The present invention relates to a system for removing diaphragm halves from an upper shell of a turbine, moving the removed diaphragm halves to a location for refurbishing, and reinstalling the refurbished diaphragm halves into the upper shell.
Turbines, for example steam turbines, periodically require maintenance and generally include upper and lower shells which must be separated from one another along a horizontal midline for that purpose. As will be appreciated, each stage of a turbine includes an annular diaphragm split in half to provide upper and lower diaphragm halves in the upper and lower shells, respectively. The diaphragm halves in the upper shell are typically secured in the upper shell by bolt and key keeper arrangements located adjacent the midline horizontal joint along opposite sides of the turbine. Consequently, when maintenance is required, the upper turbine shell is unbolted from the lower shell and the upper shell, including the upper diaphragm halves secured therein, is lifted from the lower shell.
One heavy duty crane is generally employed to lift the upper shell and associated upper diaphragm halves from the lower shell. Using two cranes, the upper shell, including the diaphragm halves, is then inverted to enable the diaphragm halves to be lifted from the upper shell.
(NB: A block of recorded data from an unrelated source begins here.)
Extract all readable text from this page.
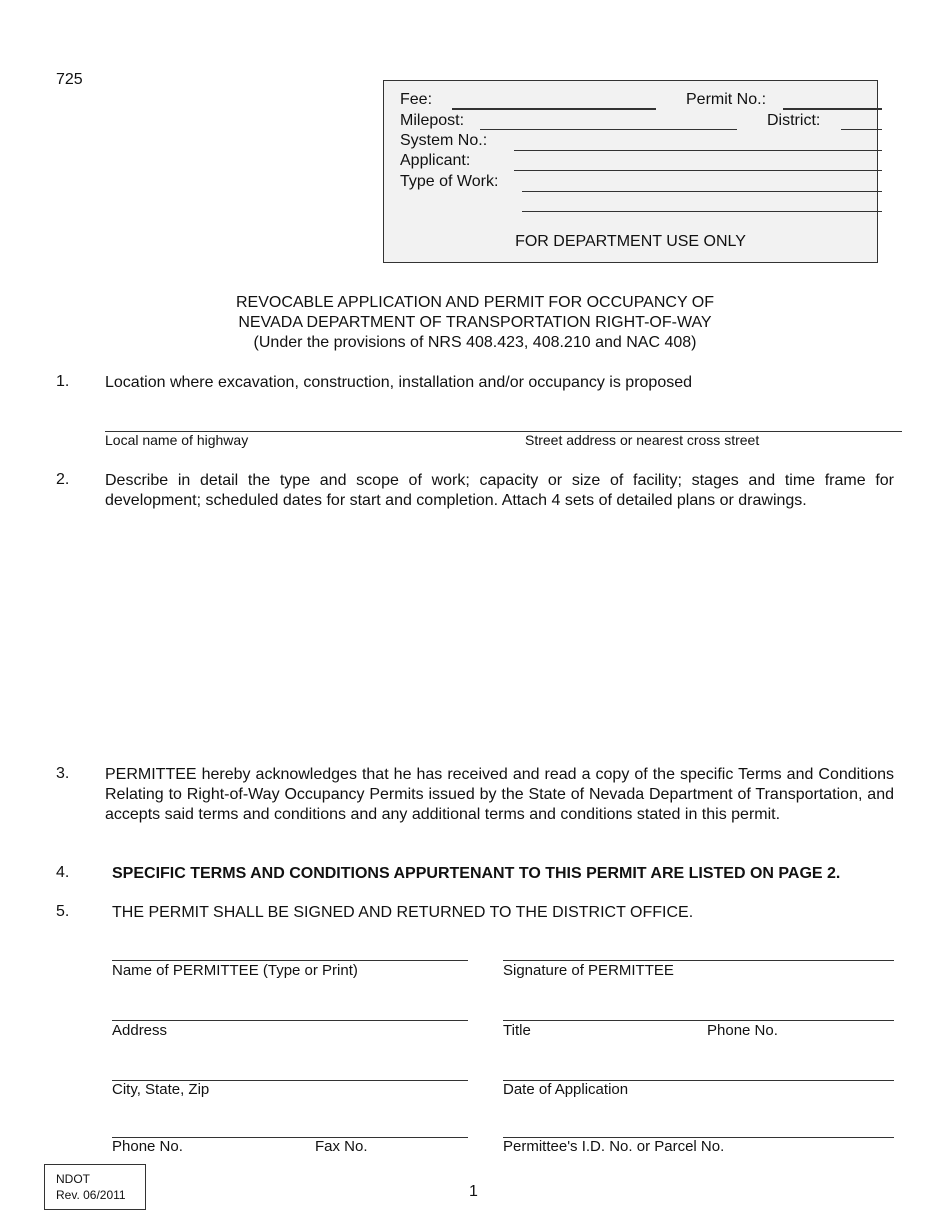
725
Fee:	Permit No.:
Milepost:	District:
System No.:
Applicant:
Type of Work:
FOR DEPARTMENT USE ONLY
REVOCABLE APPLICATION AND PERMIT FOR OCCUPANCY OF
NEVADA DEPARTMENT OF TRANSPORTATION RIGHT-OF-WAY
(Under the provisions of NRS 408.423, 408.210 and NAC 408)
1. Location where excavation, construction, installation and/or occupancy is proposed
Local name of highway	Street address or nearest cross street
2. Describe in detail the type and scope of work; capacity or size of facility; stages and time frame for development; scheduled dates for start and completion. Attach 4 sets of detailed plans or drawings.
3. PERMITTEE hereby acknowledges that he has received and read a copy of the specific Terms and Conditions Relating to Right-of-Way Occupancy Permits issued by the State of Nevada Department of Transportation, and accepts said terms and conditions and any additional terms and conditions stated in this permit.
4.	SPECIFIC TERMS AND CONDITIONS APPURTENANT TO THIS PERMIT ARE LISTED ON PAGE 2.
5.	THE PERMIT SHALL BE SIGNED AND RETURNED TO THE DISTRICT OFFICE.
Name of PERMITTEE (Type or Print)	Signature of PERMITTEE
Address	Title	Phone No.
City, State, Zip	Date of Application
Phone No.	Fax No.	Permittee's I.D. No. or Parcel No.
NDOT
Rev. 06/2011	1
Conventionally, this inversion process requires a lifting of the upper shell, a rotating of the shell 180° about a horizontal axis, followed by a lay-down of the upper shell on a stand. At many sites for turbines, bridge cranes are not available and two boom-type cranes are required for this lifting process. It will be appreciated that the requirement for two cranes substantially increases the cost of performing the maintenance as well as the outage time. It will also be appreciated that the weight of the upper turbine shell and associated diaphragm halves is substantial. For example, a typical turbine upper shell having thirteen upper diaphragm halves may weigh approximately 90,000 pounds with each upper diaphragm half weighing approximately 1,000 pounds. While a smaller crane may be used to lift the individual diaphragms from the inverted upper shell, it is still necessary to deploy two cranes, in the absence of a bridge crane, to remove and invert the upper shell. Consequently, there has arisen a need for a system for inspecting, maintaining and refurbishing the diaphragm halves of the upper shell of turbines at reduced costs and minimal outage time.